If you believe in God, it’s all in his big plan, so I wouldn’t worry about it.
Your grasp of theology is terrible!
Unless it contains lumps I wouldn't worry.
Better than the original.
<- Insert stool chart ->
Your grasp of theology is terrible!
So you don't believe in God now?
You are the Queen and I claim my £5.
Get a doctor to poke a finger in there that will sort it out.
PULL
MY
FINGER!!!
Flatulent Franco from France frequently farts Fetid foul fetor fumes fill French foyers Francophile females feign fainting Fanning flatus from frowning faces! (by Jan Allison)
OP
It may be a side effect of Time Travel or extreme attention seeking.
Has anything changed?
PULL
MY
FINGER!!
Who was it on here who's child did that on day 1 of Primary school with new teacher...?
Some really bad advice on here. Go straight to A&E NOW!!!!!!!1111one
I once farted and didn’t get it looked at and I died.
Should have dropped a cog and given it some beans... and sharted.
So you don’t believe in God now?
First of all, I’ve never actually said I believe in God. I have always just tried to bring helpful information to our forum discussions about God and religion. What I believe or don’t believe is mostly immaterial to those discussions. And secondly, that statement you made may reflect the most simple and naive understanding of faith in Judeo-Christian terms, but no serious theologian would ever think of say such a thing.
@fasthaggis: Really? Attention seeking? If you knew me in person, you’d know that that is not the case. With respect to fainting, I was worried, and promised I would get some info online. That was my way of asking for it without directly asking for it, and you know what? It worked. Otherwise, while some people may use the forum for one thing, and another for another, I use it for a whole number of things, and sometimes just find it helpful to fire off a question or comment that may seem unrelated to stuff other people are talking about. I honestly didn’t realise my posts came across as so eccentric or attention seeking.

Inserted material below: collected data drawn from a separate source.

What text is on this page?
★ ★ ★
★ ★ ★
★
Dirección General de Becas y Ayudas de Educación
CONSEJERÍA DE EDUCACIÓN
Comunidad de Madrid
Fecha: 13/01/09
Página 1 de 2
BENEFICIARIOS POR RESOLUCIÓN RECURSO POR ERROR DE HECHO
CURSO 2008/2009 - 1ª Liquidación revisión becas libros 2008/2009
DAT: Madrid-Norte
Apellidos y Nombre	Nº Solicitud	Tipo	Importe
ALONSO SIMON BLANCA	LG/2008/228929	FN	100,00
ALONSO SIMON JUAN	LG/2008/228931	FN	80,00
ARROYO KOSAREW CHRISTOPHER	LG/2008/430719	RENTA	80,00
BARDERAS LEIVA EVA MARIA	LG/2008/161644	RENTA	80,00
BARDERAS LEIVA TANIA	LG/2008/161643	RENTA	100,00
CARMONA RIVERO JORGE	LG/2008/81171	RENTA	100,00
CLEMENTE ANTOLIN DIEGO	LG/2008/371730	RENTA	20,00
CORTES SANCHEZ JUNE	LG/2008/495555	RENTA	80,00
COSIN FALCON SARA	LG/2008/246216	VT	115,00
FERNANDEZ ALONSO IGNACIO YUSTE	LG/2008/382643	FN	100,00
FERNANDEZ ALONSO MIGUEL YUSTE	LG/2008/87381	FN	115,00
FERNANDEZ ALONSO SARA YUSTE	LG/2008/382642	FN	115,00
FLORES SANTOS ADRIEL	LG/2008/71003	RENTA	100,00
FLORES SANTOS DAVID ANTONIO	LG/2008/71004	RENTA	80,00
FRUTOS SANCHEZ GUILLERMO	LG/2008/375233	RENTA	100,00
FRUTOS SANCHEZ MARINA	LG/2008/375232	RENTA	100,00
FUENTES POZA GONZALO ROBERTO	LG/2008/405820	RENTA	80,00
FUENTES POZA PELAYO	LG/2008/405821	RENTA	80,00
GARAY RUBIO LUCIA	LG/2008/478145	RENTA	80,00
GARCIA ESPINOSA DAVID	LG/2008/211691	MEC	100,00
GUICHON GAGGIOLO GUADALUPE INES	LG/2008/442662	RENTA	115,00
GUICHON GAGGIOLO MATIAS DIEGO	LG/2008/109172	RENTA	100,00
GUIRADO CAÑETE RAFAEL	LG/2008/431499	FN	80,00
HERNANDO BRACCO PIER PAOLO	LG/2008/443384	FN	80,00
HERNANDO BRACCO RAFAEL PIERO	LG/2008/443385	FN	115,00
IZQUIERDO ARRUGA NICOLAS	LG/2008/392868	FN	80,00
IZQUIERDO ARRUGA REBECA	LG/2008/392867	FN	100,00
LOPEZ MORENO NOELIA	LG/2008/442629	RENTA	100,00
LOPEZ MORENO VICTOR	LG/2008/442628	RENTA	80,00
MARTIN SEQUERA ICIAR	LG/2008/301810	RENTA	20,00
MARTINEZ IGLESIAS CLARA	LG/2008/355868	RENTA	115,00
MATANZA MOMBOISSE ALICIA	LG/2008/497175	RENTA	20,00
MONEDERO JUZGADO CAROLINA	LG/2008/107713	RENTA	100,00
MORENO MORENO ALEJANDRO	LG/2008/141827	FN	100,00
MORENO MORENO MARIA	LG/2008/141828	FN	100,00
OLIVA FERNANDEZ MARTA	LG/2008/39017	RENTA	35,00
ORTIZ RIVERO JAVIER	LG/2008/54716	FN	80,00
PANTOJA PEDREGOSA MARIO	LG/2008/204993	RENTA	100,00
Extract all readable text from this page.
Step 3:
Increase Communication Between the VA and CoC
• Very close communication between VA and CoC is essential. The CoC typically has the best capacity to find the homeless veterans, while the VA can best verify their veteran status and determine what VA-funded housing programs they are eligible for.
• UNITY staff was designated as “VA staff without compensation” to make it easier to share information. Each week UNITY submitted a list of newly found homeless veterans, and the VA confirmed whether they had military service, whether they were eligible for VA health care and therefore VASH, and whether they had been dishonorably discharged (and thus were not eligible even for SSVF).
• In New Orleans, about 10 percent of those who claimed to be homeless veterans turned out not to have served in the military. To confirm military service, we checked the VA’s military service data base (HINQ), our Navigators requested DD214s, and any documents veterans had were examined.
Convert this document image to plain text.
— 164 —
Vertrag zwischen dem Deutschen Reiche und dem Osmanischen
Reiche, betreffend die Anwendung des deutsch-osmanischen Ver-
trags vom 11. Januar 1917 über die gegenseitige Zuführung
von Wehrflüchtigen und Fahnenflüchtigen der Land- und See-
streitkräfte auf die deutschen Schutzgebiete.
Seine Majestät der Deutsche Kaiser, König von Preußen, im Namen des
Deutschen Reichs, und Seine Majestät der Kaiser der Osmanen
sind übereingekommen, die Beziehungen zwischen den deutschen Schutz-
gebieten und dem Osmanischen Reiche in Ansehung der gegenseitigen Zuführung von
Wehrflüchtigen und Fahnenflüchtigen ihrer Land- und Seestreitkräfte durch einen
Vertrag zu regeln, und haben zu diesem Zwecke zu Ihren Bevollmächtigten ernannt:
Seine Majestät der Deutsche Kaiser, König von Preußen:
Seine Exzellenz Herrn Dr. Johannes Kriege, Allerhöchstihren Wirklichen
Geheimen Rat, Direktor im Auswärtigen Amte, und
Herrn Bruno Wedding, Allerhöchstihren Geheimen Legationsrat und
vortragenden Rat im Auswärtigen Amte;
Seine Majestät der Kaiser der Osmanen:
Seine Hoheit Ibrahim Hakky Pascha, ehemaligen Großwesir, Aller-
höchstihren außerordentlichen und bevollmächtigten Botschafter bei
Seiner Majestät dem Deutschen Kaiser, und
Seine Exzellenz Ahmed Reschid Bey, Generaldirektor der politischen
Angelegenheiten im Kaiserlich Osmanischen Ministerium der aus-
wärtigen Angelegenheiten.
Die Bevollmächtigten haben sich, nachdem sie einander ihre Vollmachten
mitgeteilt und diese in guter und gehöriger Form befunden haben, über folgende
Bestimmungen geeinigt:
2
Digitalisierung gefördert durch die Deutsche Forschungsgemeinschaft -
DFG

I thought this was about farting?
Eccentric is a good description ... although some have used bonkers too to be fair; attention seeking may just be a consequence of either description.
The word swap was good though James😂
Farting / Religion..it all ends up being a complete pile of shit ..
Where can I take the 'serious theologian' test? Might be helpul if I want to comment on farting in the future (which is an excellent name for a sitcom btw).
Will you be going on 'Ruritania's Got Talent'?